- Ahmedabad city taluka in Ahmedabad district
- Coordinates: 23°01′18″N 72°34′47″E﻿ / ﻿23.0216238°N 72.5797068°E
- Country: India
- State: Gujarat
- District: Ahmedabad
- Headquarters: Ahmedabad

Government
- • Body: Ahmedabad Municipal Corporation

Languages
- • Official: Gujarati, Hindi
- Time zone: UTC+5:30 (IST)
- Telephone code: +91-079
- Vehicle registration: GJ
- Lok Sabha constituency: Ahmedabad
- Civic agency: Ahmedabad Municipal Corporation
- Website: gujaratindia.com

= Ahmedabad City taluka =

Sub-district in Ahmedabad, Gujarat, India

Ahmedabad City was a former taluk of Ahmedabad District in the western part of India state Gujarat. Around 19–20 March 2012, this taluk was bifurcated into Ahmedabad City (East) and Ahmedabad City (West).
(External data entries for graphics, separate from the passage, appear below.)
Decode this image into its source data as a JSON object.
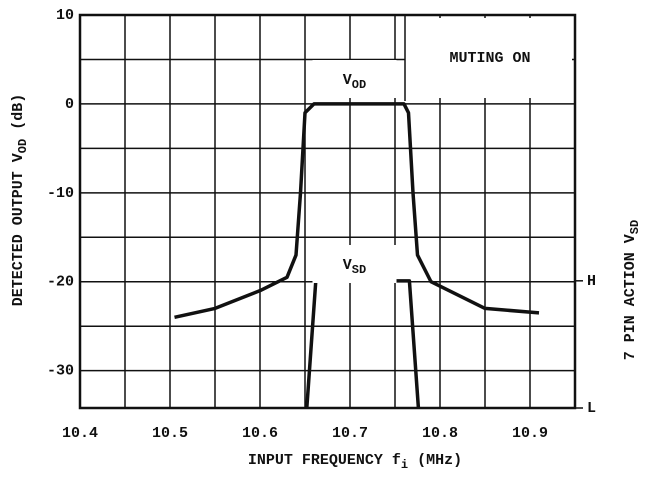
{
  "chart_data": {
    "type": "line",
    "x_label": {
      "text": "INPUT FREQUENCY  f",
      "sub": "i",
      "suffix": " (MHz)"
    },
    "y_label": {
      "text": "DETECTED OUTPUT  V",
      "sub": "OD",
      "suffix": " (dB)"
    },
    "y2_label": {
      "text": "7 PIN ACTION  V",
      "sub": "SD"
    },
    "annotations": [
      "MUTING ON"
    ],
    "xlim": [
      10.4,
      10.95
    ],
    "xticks": [
      10.4,
      10.5,
      10.6,
      10.7,
      10.8,
      10.9
    ],
    "xgrid": [
      10.45,
      10.55,
      10.65,
      10.75,
      10.85
    ],
    "ylim": [
      -34.2,
      10
    ],
    "yticks": [
      10,
      0,
      -10,
      -20,
      -30
    ],
    "ygrid": [
      5,
      -5,
      -15,
      -25
    ],
    "y2lim": [
      0,
      3.09
    ],
    "y2ticks": [
      {
        "value": 1,
        "label": "H"
      },
      {
        "value": 0,
        "label": "L"
      }
    ],
    "grid": true,
    "series": [
      {
        "label": {
          "text": "V",
          "sub": "OD"
        },
        "color": "#111111",
        "x": [
          10.505,
          10.55,
          10.6,
          10.63,
          10.64,
          10.645,
          10.65,
          10.66,
          10.76,
          10.765,
          10.77,
          10.775,
          10.79,
          10.85,
          10.91
        ],
        "values": [
          -24,
          -23,
          -21,
          -19.5,
          -17,
          -10,
          -1,
          0,
          0,
          -1,
          -10,
          -17,
          -20,
          -23,
          -23.5
        ]
      },
      {
        "label": {
          "text": "V",
          "sub": "SD"
        },
        "color": "#111111",
        "axis": "y2",
        "x": [
          10.652,
          10.662,
          10.766,
          10.776
        ],
        "values": [
          0,
          1,
          1,
          0
        ]
      }
    ]
  }
}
Many villages in the taluk were included under the Ahmedabad Municipal Corporation. The headquarters of both the newly formed taluks is Ahmedabad. The Sabarmati river is taken as the dividing line dividing the talukas. That is, considering the Sabarmati as the boundary between these two talukas, the areas east of it were included in Ahmedabad City (East) taluka and the portion west of the river was included in Ahmedabad City (West) taluka.